WASHINGTON -- The Bush administration, increasingly convinced that Saddam Hussein will hold onto power even after the rout of his forces, is quietly forging a strategy to prompt a coup in Baghdad by preventing the Iraqi president from rebuilding his shattered economy and offering a brighter future to his war-weary people.
Senior U.S. officials said yesterday that the United States intends to maintain the economic sanctions that block Iraqi oil exports, depriving Saddam of the money his country desperately needs to recover from the allied bombing. They hope that the further deterioration of life inside Iraq, and the bleakness of the country's prospects, will spark a revolt against Saddam's leadership in a matter of weeks or months.
"We will present Iraqis with the prospect of a future in which this leader will just drag them further and further down," a senior official said.
Asked whether the administration foresaw Saddam being forced out of power within a year, the official replied: "We wouldn't want him around for that long."
At the same time, the administration plans to ask the United Nations to maintain its embargo on sales of military and other "strategic" goods to Iraq, to make it impossible for Saddam's armed forces to rebuild.
And, in a further bid to humiliate Saddam and prevent new threats to Kuwait, the allies are considering strict limits on the number and types of weapons, especially armor and artillery, that Iraq will be allowed to station near its southern border, officials said.
All three measures have been part of an evolving U.S. strategy for what some officials refer to as "the war termination phase" -- the political and military arrangements to be made in the immediate aftermath of Saddam's defeat. The suddenness of Iraq's military collapse has sent senior officials scrambling to finish work on policy options for President Bush.
"We expected the Iraqi army to hang around a little longer," a White House official confessed.
At some point, a senior official said, Bush will officially declare the war over because its main goals, the removal of Iraqi troops from Kuwait and the restoration of the emirate's government, have been achieved.
"The question is not how to declare victory, but how to define its terms," he said. "We have a responsibility to help ensure peace and stability."
Unlike most wars, this one is not ending with a formal peace conference to set the terms of the armistice. "Saddam isn't going to negotiate a surrender," the official said.
As a result, the administration intends to ask the U.N. Security Council to maintain some of its 12 resolutions authorizing international sanctions against Iraq until the United States and its allies are satisfied that "peace and security" are restored, as the council's resolution No. 678 calls for. And that, officials are increasingly saying, means that Saddam must lose his job.
The U.N. resolutions, besides demanding Iraqi withdrawal from Kuwait, require Iraq formally to renounce its annexation of the emirate and to pay reparations for all damage caused as a result of its invasion and occupation.
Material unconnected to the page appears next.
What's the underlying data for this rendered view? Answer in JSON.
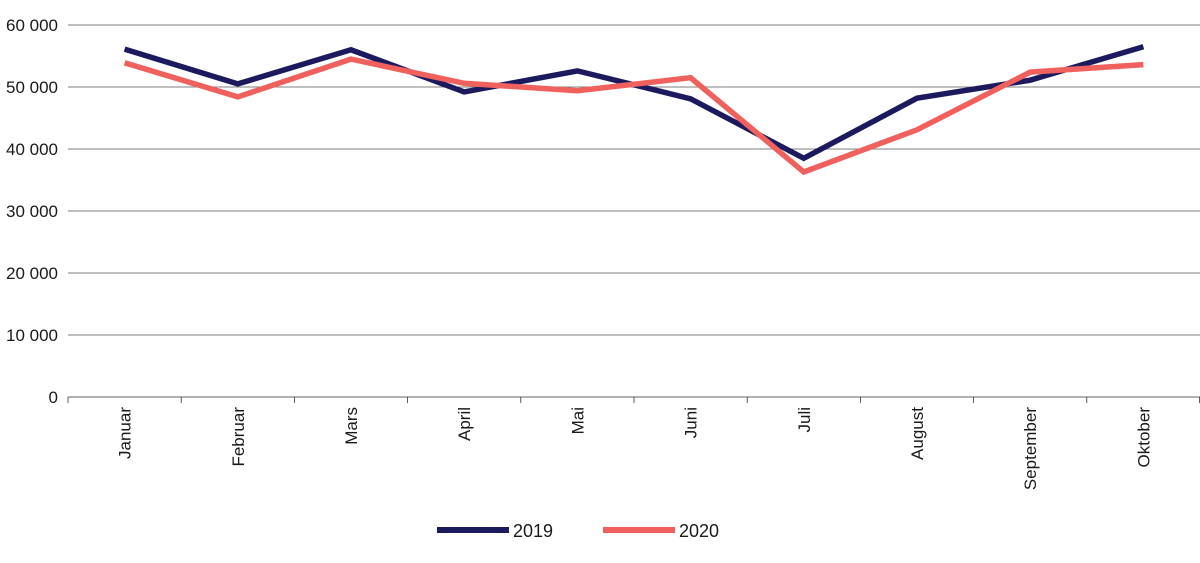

Iraq has not fulfilled those conditions.
The United States, as one of the five permanent members of the Security Council, can veto any decision of the panel -- and thus could block any move to relax the sanctions, the State Department official noted.
In practice, however, it would be difficult to enforce a continued economic embargo against Iraq unless most major nations agree that the sanctions should continue.
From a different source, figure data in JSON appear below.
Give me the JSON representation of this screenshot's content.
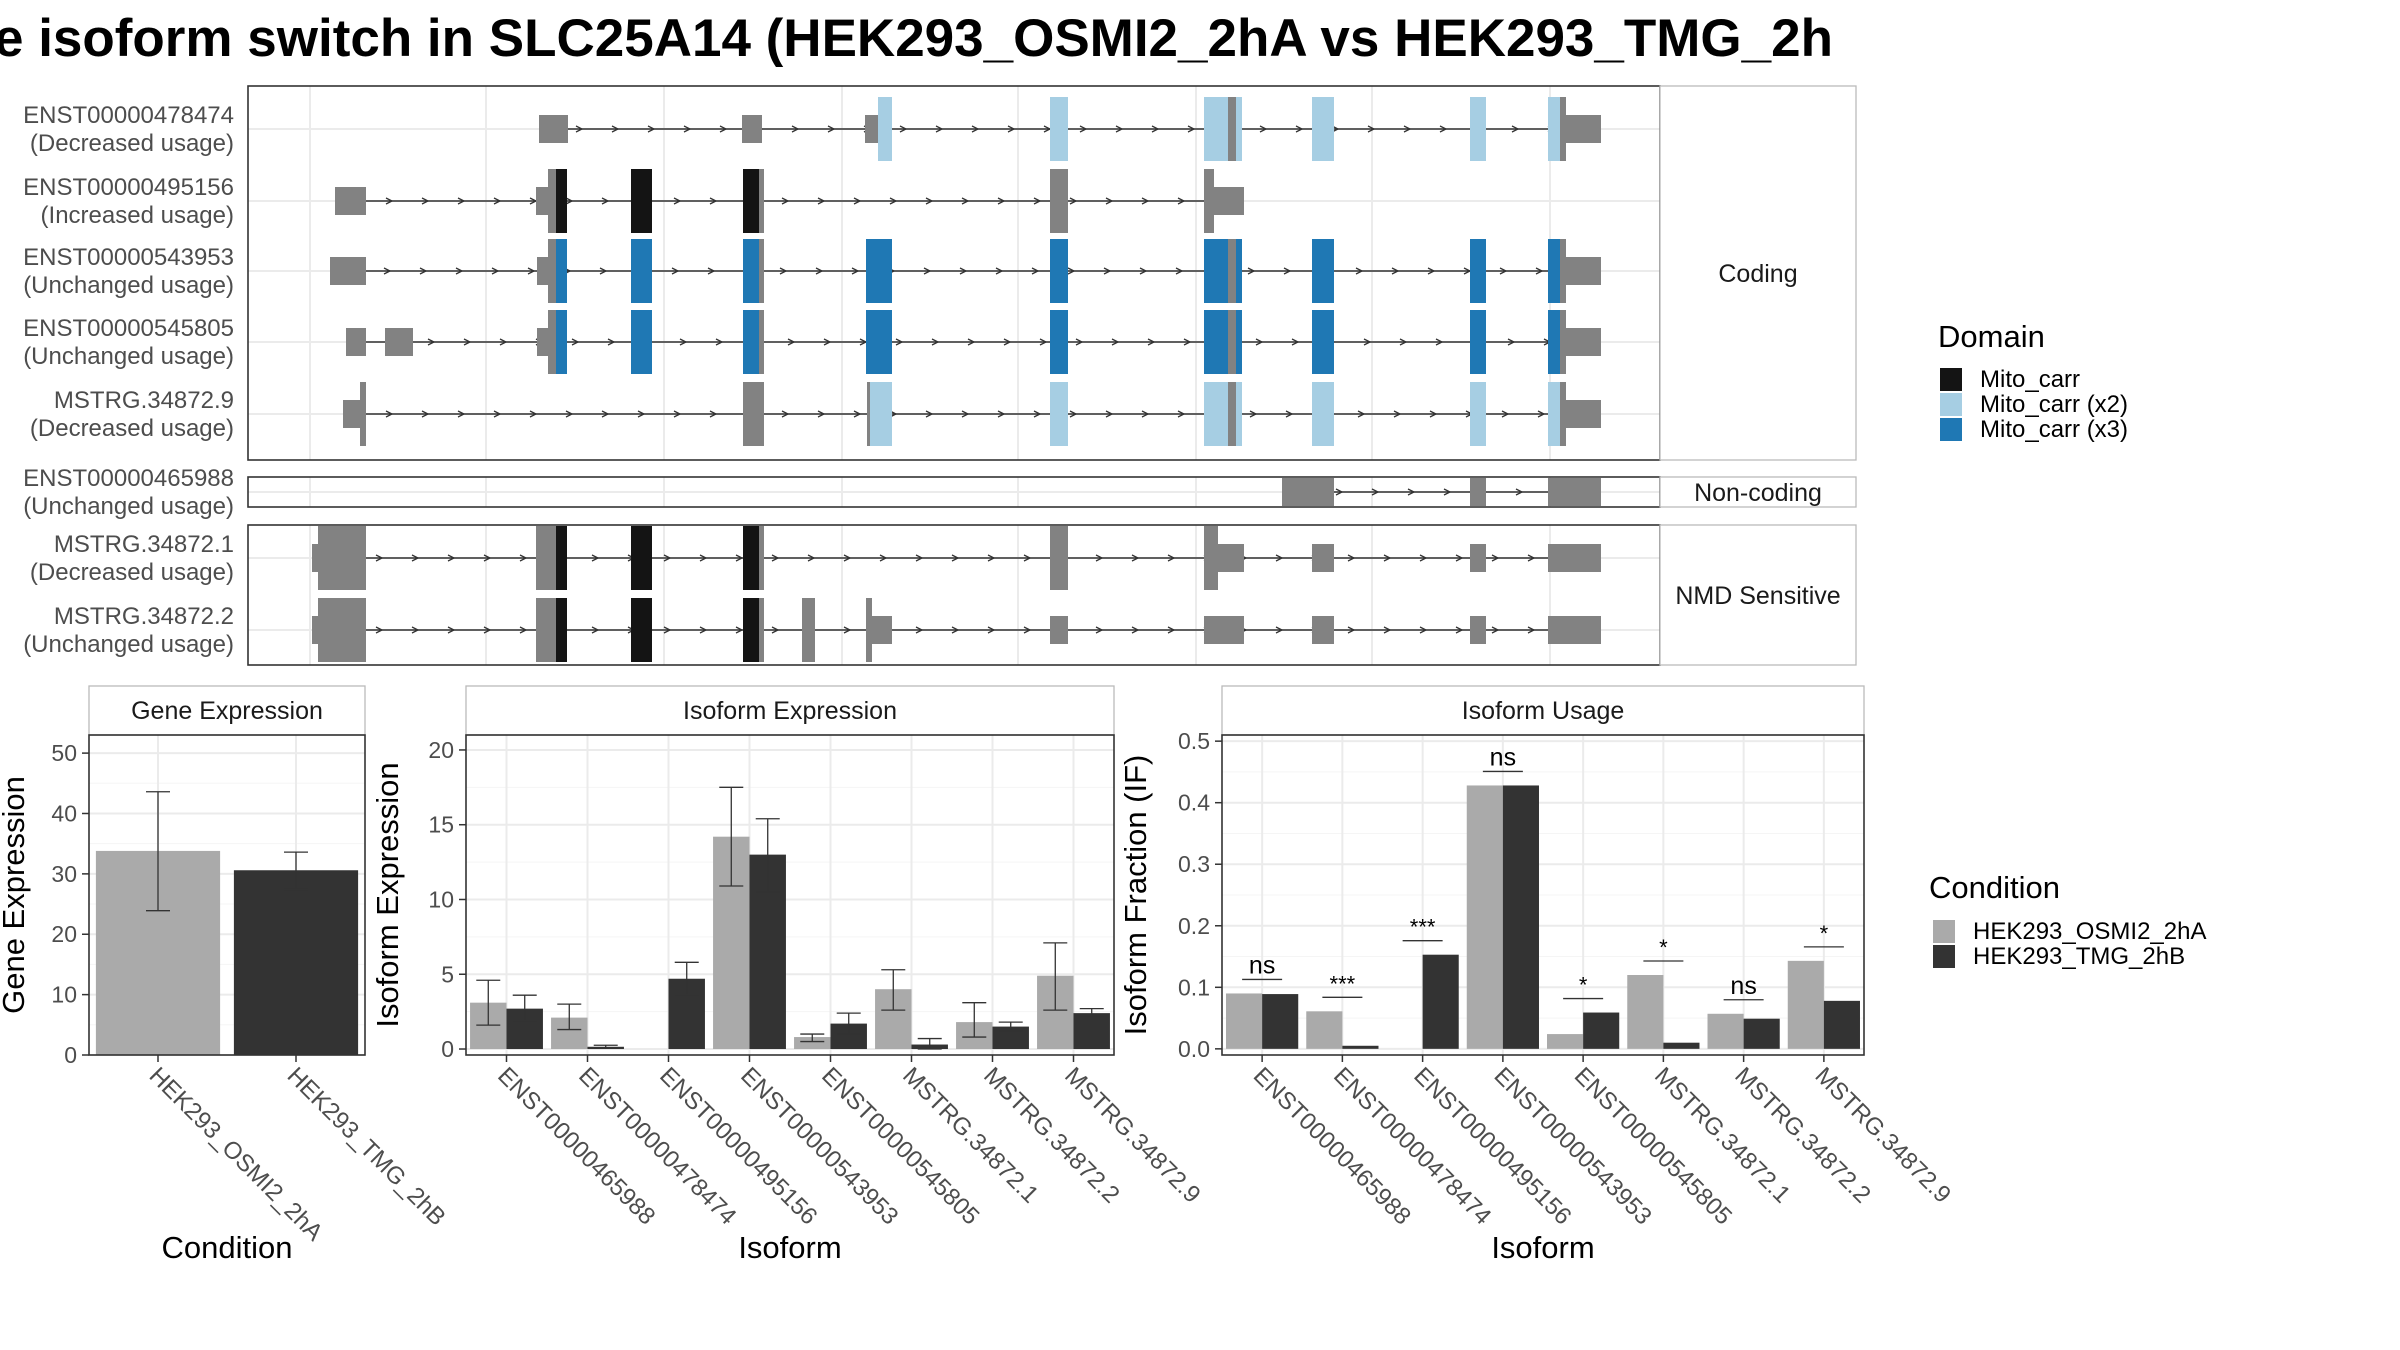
{
  "figure": {
    "title": "e isoform switch in SLC25A14 (HEK293_OSMI2_2hA vs HEK293_TMG_2h",
    "colors": {
      "grey_exon": "#828282",
      "mito_carr": "#141414",
      "mito_carr_x2": "#a6cee3",
      "mito_carr_x3": "#1f78b4",
      "cond_a": "#aaaaaa",
      "cond_b": "#333333"
    }
  },
  "transcripts": {
    "groups": [
      {
        "label": "Coding",
        "rows": [
          {
            "id": "ENST00000478474",
            "usage": "(Decreased usage)"
          },
          {
            "id": "ENST00000495156",
            "usage": "(Increased usage)"
          },
          {
            "id": "ENST00000543953",
            "usage": "(Unchanged usage)"
          },
          {
            "id": "ENST00000545805",
            "usage": "(Unchanged usage)"
          },
          {
            "id": "MSTRG.34872.9",
            "usage": "(Decreased usage)"
          }
        ]
      },
      {
        "label": "Non-coding",
        "rows": [
          {
            "id": "ENST00000465988",
            "usage": "(Unchanged usage)"
          }
        ]
      },
      {
        "label": "NMD Sensitive",
        "rows": [
          {
            "id": "MSTRG.34872.1",
            "usage": "(Decreased usage)"
          },
          {
            "id": "MSTRG.34872.2",
            "usage": "(Unchanged usage)"
          }
        ]
      }
    ]
  },
  "legend_domain": {
    "title": "Domain",
    "items": [
      {
        "label": "Mito_carr",
        "color": "#141414"
      },
      {
        "label": "Mito_carr (x2)",
        "color": "#a6cee3"
      },
      {
        "label": "Mito_carr (x3)",
        "color": "#1f78b4"
      }
    ]
  },
  "legend_condition": {
    "title": "Condition",
    "items": [
      {
        "label": "HEK293_OSMI2_2hA",
        "color": "#aaaaaa"
      },
      {
        "label": "HEK293_TMG_2hB",
        "color": "#333333"
      }
    ]
  },
  "chart_data": [
    {
      "type": "bar",
      "title": "Gene Expression",
      "xlabel": "Condition",
      "ylabel": "Gene Expression",
      "ylim": [
        0,
        53
      ],
      "yticks": [
        0,
        10,
        20,
        30,
        40,
        50
      ],
      "categories": [
        "HEK293_OSMI2_2hA",
        "HEK293_TMG_2hB"
      ],
      "values": [
        33.8,
        30.6
      ],
      "error_low": [
        23.9,
        27.4
      ],
      "error_high": [
        43.6,
        33.6
      ]
    },
    {
      "type": "bar",
      "title": "Isoform Expression",
      "xlabel": "Isoform",
      "ylabel": "Isoform Expression",
      "ylim": [
        -0.4,
        21
      ],
      "yticks": [
        0,
        5,
        10,
        15,
        20
      ],
      "categories": [
        "ENST00000465988",
        "ENST00000478474",
        "ENST00000495156",
        "ENST00000543953",
        "ENST00000545805",
        "MSTRG.34872.1",
        "MSTRG.34872.2",
        "MSTRG.34872.9"
      ],
      "series": [
        {
          "name": "HEK293_OSMI2_2hA",
          "values": [
            3.1,
            2.1,
            0.0,
            14.2,
            0.8,
            4.0,
            1.8,
            4.9
          ],
          "error_low": [
            1.6,
            1.3,
            0.0,
            10.9,
            0.5,
            2.6,
            0.8,
            2.6
          ],
          "error_high": [
            4.6,
            3.0,
            0.0,
            17.5,
            1.0,
            5.3,
            3.1,
            7.1
          ]
        },
        {
          "name": "HEK293_TMG_2hB",
          "values": [
            2.7,
            0.15,
            4.7,
            13.0,
            1.7,
            0.3,
            1.5,
            2.4
          ],
          "error_low": [
            1.9,
            0.05,
            3.6,
            10.5,
            1.0,
            0.0,
            1.2,
            2.2
          ],
          "error_high": [
            3.6,
            0.25,
            5.8,
            15.4,
            2.4,
            0.7,
            1.8,
            2.7
          ]
        }
      ]
    },
    {
      "type": "bar",
      "title": "Isoform Usage",
      "xlabel": "Isoform",
      "ylabel": "Isoform Fraction (IF)",
      "ylim": [
        -0.01,
        0.51
      ],
      "yticks": [
        0.0,
        0.1,
        0.2,
        0.3,
        0.4,
        0.5
      ],
      "yticklabels": [
        "0.0",
        "0.1",
        "0.2",
        "0.3",
        "0.4",
        "0.5"
      ],
      "categories": [
        "ENST00000465988",
        "ENST00000478474",
        "ENST00000495156",
        "ENST00000543953",
        "ENST00000545805",
        "MSTRG.34872.1",
        "MSTRG.34872.2",
        "MSTRG.34872.9"
      ],
      "series": [
        {
          "name": "HEK293_OSMI2_2hA",
          "values": [
            0.09,
            0.061,
            0.0,
            0.428,
            0.024,
            0.12,
            0.057,
            0.143
          ]
        },
        {
          "name": "HEK293_TMG_2hB",
          "values": [
            0.089,
            0.005,
            0.153,
            0.428,
            0.059,
            0.01,
            0.049,
            0.078
          ]
        }
      ],
      "significance": [
        "ns",
        "***",
        "***",
        "ns",
        "*",
        "*",
        "ns",
        "*"
      ]
    }
  ]
}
So, even before the last guns are stilled, Secretary of State James Baker and others are already beginning the first diplomatic steps toward forging a postwar consensus. Baker was scheduled to meet with British Foreign Secretary Douglas Hurd today, French Foreign Minister Roland Dumas tomorrow and German Foreign Minister Hans-Dietrich Genscher on Friday. He may also fly to Saudi Arabia next week.
Paradoxically, one senior official said, the administration sees an odd silver lining if Saddam manages to cling to power in Baghdad -- at least for a while.
"We need to keep the coalition together, but in the postwar phase, the goals are less clear and defined," he said. "If he's still there, it's easier to keep the coalition together."
The administration plans to seek a relaxation of the U.N. embargo on non-strategic sales to Iraq, such as food and consumer goods.
Despite its continued reliance on the U.N. resolutions, however, the administration has already decided to bypass the United Nations for most of its postwar security arrangements, officials said.
Instead, the focus will be on the Gulf Cooperation Council, a long-ineffective regional grouping of Saudi Arabia and its neighbors, which officials hope can now be invigorated with long-term links to the countries whose armies are playing the major part in winning the war -- the United States, Britain, France and Egypt.
The idea of demilitarizing part of southern Iraq is "under some discussion," a senior official said. Some officials are strongly in favor of the idea, but others argue that it raises a host of new problems.
In any case, several officials said, the administration has no interest in a long-term role for American troops inside Iraq. If the area is to be occupied for a time, or patrolled by an observer force, "we want to turn the job over to Arab forces as soon as possible," a White House official said.
But George Carver, a former deputy director of the CIA, predicted that Saddam would soon fall under continued economic and political pressure.